All over Europe universities are being urged to be more business-like. Italy, of course, is the home of the family business and it is with sorrow we hear that the president of the Conference of Italian University Rectors has offered to step down amid allegations that he abused his position as head of the University of Siena by arranging for his son to win a tenured post.
Piero Tosi, reports the Chronicle of Higher Education, has denied the allegations. He has served as leader of the rectors' conference since 2002 and as rector of the University of Siena since 1994, where his son obtained his post in 2003.
In the kind of Italian judicial action becoming more familiar to British readers following the business dealings of culture minister Tessa Jowell and her husband, an investigating judge in Siena, acting at the request of a prosecutor, last week suspended Mr. Tosi, who is 65, from his rector's job for two months, pending an investigation of alleged improprieties in the awarding of several positions and the granting of a consulting contract.
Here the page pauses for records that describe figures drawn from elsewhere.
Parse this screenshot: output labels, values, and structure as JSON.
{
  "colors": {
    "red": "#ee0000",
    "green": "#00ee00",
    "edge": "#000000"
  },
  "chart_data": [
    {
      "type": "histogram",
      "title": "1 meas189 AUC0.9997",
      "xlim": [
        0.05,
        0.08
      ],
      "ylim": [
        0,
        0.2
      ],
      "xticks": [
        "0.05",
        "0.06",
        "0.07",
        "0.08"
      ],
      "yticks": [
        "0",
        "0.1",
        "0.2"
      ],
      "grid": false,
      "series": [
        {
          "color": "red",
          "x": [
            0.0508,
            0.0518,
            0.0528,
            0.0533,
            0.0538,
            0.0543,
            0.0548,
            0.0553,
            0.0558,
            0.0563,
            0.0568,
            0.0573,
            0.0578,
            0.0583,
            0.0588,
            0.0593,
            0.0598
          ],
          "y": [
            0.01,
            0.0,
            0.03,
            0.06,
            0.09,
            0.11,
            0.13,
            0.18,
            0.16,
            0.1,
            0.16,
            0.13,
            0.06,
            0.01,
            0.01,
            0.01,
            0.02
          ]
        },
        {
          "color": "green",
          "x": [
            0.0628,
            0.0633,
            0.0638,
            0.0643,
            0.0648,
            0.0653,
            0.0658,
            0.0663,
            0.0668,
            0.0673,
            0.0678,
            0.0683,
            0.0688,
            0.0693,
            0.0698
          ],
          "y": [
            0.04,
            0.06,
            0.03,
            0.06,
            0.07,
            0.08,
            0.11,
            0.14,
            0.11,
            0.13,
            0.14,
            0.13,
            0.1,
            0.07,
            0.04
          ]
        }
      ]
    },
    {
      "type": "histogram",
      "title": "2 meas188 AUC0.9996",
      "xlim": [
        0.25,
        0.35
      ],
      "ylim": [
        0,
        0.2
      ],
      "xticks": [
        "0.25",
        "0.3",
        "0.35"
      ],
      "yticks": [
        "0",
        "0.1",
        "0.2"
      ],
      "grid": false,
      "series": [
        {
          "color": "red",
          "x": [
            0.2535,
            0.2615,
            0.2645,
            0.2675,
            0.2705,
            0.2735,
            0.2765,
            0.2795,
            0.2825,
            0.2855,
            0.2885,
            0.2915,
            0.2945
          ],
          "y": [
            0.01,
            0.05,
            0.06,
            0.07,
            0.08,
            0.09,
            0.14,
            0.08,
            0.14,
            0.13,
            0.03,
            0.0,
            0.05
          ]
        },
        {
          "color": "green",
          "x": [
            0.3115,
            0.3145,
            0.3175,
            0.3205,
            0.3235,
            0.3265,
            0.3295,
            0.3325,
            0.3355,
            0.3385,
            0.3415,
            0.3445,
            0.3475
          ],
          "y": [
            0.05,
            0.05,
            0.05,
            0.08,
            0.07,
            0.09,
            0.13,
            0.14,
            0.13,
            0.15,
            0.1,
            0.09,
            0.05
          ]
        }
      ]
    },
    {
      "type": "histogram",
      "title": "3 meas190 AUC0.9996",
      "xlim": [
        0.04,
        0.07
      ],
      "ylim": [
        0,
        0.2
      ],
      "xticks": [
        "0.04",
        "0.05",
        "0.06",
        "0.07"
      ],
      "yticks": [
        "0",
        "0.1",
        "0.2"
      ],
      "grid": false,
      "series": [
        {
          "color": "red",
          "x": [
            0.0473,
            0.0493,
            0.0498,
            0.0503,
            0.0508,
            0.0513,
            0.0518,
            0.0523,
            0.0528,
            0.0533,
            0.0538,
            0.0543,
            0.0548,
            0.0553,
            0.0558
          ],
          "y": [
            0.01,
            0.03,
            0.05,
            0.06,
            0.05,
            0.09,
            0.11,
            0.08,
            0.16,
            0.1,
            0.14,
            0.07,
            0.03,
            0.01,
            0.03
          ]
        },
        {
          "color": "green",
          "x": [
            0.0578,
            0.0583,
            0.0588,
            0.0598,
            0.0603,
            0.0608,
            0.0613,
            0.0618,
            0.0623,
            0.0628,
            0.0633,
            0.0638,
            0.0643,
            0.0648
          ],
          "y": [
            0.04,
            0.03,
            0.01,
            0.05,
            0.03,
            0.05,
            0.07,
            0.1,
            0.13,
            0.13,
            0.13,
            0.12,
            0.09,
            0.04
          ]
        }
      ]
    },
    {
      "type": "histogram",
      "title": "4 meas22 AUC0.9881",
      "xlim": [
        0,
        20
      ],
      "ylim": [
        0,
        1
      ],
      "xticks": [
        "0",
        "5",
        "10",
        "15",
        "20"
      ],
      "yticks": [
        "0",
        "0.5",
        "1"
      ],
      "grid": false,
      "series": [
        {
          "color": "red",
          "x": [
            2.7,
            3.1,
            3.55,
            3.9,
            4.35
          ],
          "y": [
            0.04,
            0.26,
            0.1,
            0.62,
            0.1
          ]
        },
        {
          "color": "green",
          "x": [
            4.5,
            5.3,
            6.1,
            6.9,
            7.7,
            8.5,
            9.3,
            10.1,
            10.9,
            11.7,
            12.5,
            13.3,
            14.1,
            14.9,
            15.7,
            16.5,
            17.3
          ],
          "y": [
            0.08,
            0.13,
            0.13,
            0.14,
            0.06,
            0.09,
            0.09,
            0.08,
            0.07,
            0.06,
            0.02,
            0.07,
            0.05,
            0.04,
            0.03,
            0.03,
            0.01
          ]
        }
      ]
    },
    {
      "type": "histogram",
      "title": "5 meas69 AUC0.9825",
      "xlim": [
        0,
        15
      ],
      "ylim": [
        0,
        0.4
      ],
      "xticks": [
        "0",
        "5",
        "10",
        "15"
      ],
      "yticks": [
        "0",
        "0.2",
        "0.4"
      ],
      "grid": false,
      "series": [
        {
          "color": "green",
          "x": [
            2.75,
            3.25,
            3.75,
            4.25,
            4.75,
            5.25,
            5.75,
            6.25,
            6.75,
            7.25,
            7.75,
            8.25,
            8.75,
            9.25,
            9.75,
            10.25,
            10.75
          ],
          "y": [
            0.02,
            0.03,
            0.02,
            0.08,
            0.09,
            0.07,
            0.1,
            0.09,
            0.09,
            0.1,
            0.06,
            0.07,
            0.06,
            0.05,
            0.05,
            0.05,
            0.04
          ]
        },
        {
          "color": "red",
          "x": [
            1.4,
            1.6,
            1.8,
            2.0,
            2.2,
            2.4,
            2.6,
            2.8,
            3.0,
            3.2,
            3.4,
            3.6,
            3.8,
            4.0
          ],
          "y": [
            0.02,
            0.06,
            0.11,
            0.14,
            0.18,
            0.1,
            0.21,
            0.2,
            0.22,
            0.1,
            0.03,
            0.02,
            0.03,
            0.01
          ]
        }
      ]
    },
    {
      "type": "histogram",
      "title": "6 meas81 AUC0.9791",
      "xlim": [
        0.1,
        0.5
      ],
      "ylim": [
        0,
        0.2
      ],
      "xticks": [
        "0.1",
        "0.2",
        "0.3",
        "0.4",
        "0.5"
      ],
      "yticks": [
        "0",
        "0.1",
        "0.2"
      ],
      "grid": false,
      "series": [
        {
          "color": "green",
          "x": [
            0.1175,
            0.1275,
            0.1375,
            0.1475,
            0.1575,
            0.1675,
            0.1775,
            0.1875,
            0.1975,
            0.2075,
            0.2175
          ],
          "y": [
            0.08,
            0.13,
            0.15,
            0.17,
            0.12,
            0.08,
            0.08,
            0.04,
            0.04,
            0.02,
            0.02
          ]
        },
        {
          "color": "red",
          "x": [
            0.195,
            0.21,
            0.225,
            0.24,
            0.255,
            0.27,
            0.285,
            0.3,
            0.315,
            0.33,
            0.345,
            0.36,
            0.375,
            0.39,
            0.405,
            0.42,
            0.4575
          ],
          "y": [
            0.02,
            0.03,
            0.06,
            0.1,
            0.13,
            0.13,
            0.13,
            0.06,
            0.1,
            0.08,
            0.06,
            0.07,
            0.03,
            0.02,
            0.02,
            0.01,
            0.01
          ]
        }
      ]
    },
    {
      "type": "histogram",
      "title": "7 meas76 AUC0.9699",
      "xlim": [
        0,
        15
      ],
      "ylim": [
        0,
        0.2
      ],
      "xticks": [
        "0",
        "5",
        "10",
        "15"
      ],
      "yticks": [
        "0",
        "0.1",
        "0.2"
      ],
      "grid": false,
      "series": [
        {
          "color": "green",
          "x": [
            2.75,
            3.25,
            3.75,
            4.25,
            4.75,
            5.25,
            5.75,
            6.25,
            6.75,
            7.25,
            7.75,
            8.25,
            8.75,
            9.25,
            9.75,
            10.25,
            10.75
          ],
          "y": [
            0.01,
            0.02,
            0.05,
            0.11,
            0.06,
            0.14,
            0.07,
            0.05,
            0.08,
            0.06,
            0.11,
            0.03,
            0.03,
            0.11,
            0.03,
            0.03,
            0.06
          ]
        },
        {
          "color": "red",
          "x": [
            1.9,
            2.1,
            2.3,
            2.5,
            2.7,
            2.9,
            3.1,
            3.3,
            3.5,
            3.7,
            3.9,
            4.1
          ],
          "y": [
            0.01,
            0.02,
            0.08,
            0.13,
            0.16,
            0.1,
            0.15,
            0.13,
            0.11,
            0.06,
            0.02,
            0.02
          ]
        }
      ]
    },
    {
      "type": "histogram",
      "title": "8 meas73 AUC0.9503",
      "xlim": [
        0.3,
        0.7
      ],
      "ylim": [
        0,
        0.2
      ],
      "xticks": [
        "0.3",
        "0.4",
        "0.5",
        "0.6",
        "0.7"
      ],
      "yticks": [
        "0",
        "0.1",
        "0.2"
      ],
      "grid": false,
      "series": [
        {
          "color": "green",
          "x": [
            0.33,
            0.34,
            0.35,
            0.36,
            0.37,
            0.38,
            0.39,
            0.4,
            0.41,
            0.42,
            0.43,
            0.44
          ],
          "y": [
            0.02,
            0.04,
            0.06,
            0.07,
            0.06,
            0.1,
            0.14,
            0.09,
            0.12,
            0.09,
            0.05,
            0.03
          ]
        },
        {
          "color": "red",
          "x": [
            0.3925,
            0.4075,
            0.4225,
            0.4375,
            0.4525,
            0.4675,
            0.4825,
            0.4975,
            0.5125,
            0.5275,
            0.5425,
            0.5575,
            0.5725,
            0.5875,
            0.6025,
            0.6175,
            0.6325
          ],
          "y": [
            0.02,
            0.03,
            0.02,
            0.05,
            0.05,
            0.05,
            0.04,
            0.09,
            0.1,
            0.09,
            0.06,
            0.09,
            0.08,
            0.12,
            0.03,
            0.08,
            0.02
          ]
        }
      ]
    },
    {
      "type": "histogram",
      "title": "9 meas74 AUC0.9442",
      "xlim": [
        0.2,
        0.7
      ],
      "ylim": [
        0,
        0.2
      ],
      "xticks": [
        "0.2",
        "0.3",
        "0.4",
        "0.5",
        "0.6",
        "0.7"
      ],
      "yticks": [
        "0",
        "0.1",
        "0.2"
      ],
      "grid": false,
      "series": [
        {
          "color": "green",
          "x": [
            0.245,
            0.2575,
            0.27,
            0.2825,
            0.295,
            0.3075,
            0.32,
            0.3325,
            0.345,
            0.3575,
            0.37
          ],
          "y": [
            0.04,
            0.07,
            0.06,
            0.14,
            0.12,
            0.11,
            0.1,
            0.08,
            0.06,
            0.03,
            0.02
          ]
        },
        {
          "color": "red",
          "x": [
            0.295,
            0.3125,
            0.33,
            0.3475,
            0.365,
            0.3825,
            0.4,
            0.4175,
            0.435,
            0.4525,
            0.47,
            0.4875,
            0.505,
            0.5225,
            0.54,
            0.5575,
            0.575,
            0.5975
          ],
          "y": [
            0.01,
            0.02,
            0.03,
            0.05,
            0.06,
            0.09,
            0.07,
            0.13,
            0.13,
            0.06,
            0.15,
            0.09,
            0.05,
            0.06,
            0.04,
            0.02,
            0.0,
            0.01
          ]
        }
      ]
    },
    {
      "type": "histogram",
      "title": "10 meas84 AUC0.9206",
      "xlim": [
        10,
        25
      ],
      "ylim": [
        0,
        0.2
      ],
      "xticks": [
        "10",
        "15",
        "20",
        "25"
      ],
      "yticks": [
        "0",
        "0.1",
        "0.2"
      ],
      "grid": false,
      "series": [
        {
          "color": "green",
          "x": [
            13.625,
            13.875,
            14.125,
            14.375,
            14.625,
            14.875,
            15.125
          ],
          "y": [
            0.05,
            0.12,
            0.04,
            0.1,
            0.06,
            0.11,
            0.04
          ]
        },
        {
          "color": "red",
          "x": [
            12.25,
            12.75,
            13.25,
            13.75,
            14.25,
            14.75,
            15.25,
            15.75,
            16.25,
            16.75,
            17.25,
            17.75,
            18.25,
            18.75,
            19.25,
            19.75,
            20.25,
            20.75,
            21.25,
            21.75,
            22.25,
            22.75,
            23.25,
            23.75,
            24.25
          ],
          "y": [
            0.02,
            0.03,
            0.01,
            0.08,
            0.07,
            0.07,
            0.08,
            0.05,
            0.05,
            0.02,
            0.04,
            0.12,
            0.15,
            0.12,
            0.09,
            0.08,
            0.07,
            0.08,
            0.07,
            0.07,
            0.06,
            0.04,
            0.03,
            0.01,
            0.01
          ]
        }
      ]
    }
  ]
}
Mr Tosi may yet clear his name and is being backed by the lecturers' union. Indeed allegations of nepotism are rare in academic life but Scotland, where the clan remains strong, managed one of the best with the case of Professor Stan Mason, dismissed from the principalship of Glasgow Caledonian. The National Audit Office reported that his wife had a university car, there had been favouritism in three appointments - including that of his daughter-in-law - promotional trips to the Far East by staff accompanied by their spouses had "holiday elements" and a subsidiary company of the university which was making losses continued to pay bonuses to staff including the principal's sons.
This did not stop Professor Mason winning an employment tribunal judgement for unfair dismissal which cost the university another £11,000 because they not followed the right procedures.
But, as Universities UK is fond of pointing out, there has never been an academic Enron. That we know about.